The most important clarification regards the use of "and". There are several places in the guide where "and" is used. The IB has sent a clarification that "and" may be "and/or" and the terms will not be separated on paper 1. (This is different on Paper 2). Examples of content that uses "and" is as follows:
Please note that the IB may use only the word "and" for these questions. So, it would be possible to ask about the effect of local and global influences, or they may ask it as "and/or" which would give students a choice. They will never, however, ask a question on research methods in the study of pheromones. The question would have to be "Discuss research methods in the study of hormones and/or pheromones."
The drop-down menus
Another significant clarification regards the addition of words that may be used in the setting of a question. These terms may be used to set SAQs only, not essay questions. A summary of these terms is listed below.

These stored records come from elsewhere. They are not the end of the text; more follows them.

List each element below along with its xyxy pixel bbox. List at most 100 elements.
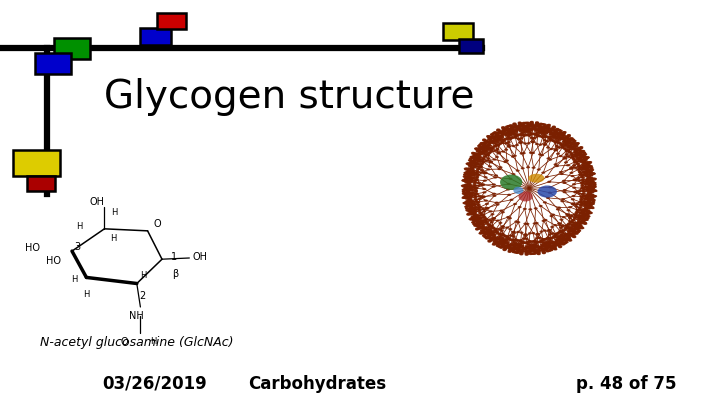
Circle shape — [510, 126, 514, 128]
Circle shape — [562, 216, 566, 218]
Circle shape — [485, 147, 489, 149]
Circle shape — [546, 229, 551, 232]
Circle shape — [573, 149, 577, 151]
Circle shape — [535, 249, 539, 252]
Circle shape — [498, 241, 502, 244]
Circle shape — [583, 222, 587, 224]
Circle shape — [482, 142, 486, 145]
Circle shape — [536, 241, 541, 243]
Circle shape — [577, 170, 582, 173]
Circle shape — [544, 249, 548, 251]
Circle shape — [490, 136, 495, 138]
Circle shape — [469, 161, 474, 163]
Circle shape — [522, 125, 526, 127]
Circle shape — [557, 222, 562, 224]
Circle shape — [575, 158, 580, 160]
Circle shape — [485, 141, 488, 143]
Circle shape — [461, 185, 465, 187]
Circle shape — [482, 229, 485, 231]
Circle shape — [473, 212, 477, 214]
Circle shape — [513, 124, 517, 126]
Circle shape — [567, 223, 570, 226]
Circle shape — [474, 153, 478, 155]
Circle shape — [546, 245, 550, 248]
Circle shape — [544, 248, 548, 250]
Circle shape — [495, 132, 500, 134]
Circle shape — [466, 173, 470, 175]
Circle shape — [485, 146, 490, 148]
Circle shape — [515, 247, 519, 249]
Circle shape — [549, 138, 553, 140]
Circle shape — [585, 217, 590, 219]
Circle shape — [593, 179, 596, 181]
Circle shape — [518, 142, 523, 144]
Circle shape — [575, 209, 580, 211]
Circle shape — [553, 242, 557, 245]
Circle shape — [588, 200, 591, 202]
Circle shape — [513, 127, 518, 129]
Circle shape — [476, 221, 480, 223]
Circle shape — [481, 160, 485, 163]
Circle shape — [498, 136, 501, 139]
Circle shape — [504, 246, 508, 248]
Circle shape — [528, 131, 532, 134]
Circle shape — [479, 216, 483, 219]
Circle shape — [575, 153, 579, 155]
Circle shape — [575, 145, 578, 147]
Circle shape — [581, 174, 585, 176]
Circle shape — [554, 138, 559, 140]
Circle shape — [472, 206, 476, 209]
Circle shape — [539, 127, 543, 129]
Circle shape — [542, 126, 546, 128]
Circle shape — [573, 224, 577, 226]
Circle shape — [523, 131, 526, 133]
Circle shape — [582, 222, 586, 224]
Circle shape — [588, 183, 593, 186]
Circle shape — [580, 146, 583, 148]
Circle shape — [482, 146, 486, 148]
Circle shape — [567, 145, 571, 147]
Circle shape — [467, 174, 471, 177]
Circle shape — [554, 132, 559, 135]
Circle shape — [533, 250, 536, 252]
Circle shape — [570, 152, 573, 155]
Circle shape — [505, 245, 508, 247]
Circle shape — [521, 241, 526, 243]
Circle shape — [470, 172, 474, 175]
Circle shape — [513, 251, 518, 254]
Circle shape — [477, 217, 480, 219]
Circle shape — [526, 122, 530, 124]
Circle shape — [523, 126, 527, 128]
Circle shape — [579, 205, 583, 207]
Circle shape — [532, 137, 536, 139]
Circle shape — [549, 246, 553, 248]
Circle shape — [576, 154, 580, 156]
Circle shape — [463, 187, 467, 189]
Circle shape — [508, 129, 512, 131]
Circle shape — [563, 189, 567, 191]
Circle shape — [513, 203, 517, 205]
Circle shape — [570, 142, 574, 144]
Circle shape — [547, 237, 551, 240]
Circle shape — [546, 125, 551, 128]
Circle shape — [542, 130, 546, 132]
Circle shape — [588, 199, 592, 201]
Circle shape — [492, 136, 497, 139]
Circle shape — [548, 158, 552, 161]
Circle shape — [554, 141, 557, 144]
Circle shape — [468, 168, 472, 171]
Circle shape — [523, 248, 527, 250]
Circle shape — [543, 241, 547, 244]
Circle shape — [532, 246, 536, 248]
Circle shape — [472, 177, 476, 179]
Circle shape — [593, 196, 596, 198]
Circle shape — [492, 135, 496, 137]
Circle shape — [552, 134, 555, 136]
Circle shape — [481, 184, 485, 186]
Circle shape — [528, 128, 531, 130]
Circle shape — [498, 238, 501, 240]
Circle shape — [539, 126, 543, 128]
Circle shape — [472, 207, 476, 209]
Circle shape — [466, 213, 470, 216]
Circle shape — [583, 223, 588, 225]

Sample exam questions for paper 1, section A
Outline how neural networks are formed, with reference to one study. [9 marks]
Describe one research study related to schema theory. [9 marks]
As was stated in the Assessment clarification page, when asked about research methods, students should write about experiments, observations, correlations, interviews, or case studies. The clarification reads: Twin, adoption, and longitudinal studies are examples of research designs. Meta-analyses are a quantitative statistical analysis of several similar experiments or studies for which the pooled data is tested for statistical significance. To clarify further, twin, adoption, longitudinal studies and meta-analyses are not considered research methods and will not be accepted on IB exams as valid responses. This also applies to Paper 2.
When studying the brain, fMRI, MRI, EEG, CAT, PET are the most frequent techniques used to study the brain; however, they are not research methods.
How many examples to teach?
The following clarification was made by the IB:
If, under a content heading, students are instructed to study one or more of an optional list, questions will be general in nature (i.e., not formulated using the named options). For example, the list of cultural dimensions associated with the topic-cultural origins of behaviour and cognition, within the sociocultural approach.
This means that they may not ask a specific cultural dimension or cognitive bias on the exam. Where the guide says "one or more," one is enough.
How will the extension questions be asked?
The extension questions may be asked in combination with the topics. This means that they may students to Discuss the ethical considerations in animal research on the brain and behaviour. They may also be asked as a stand-alone question which would allow students to use any content in the unit to address the question.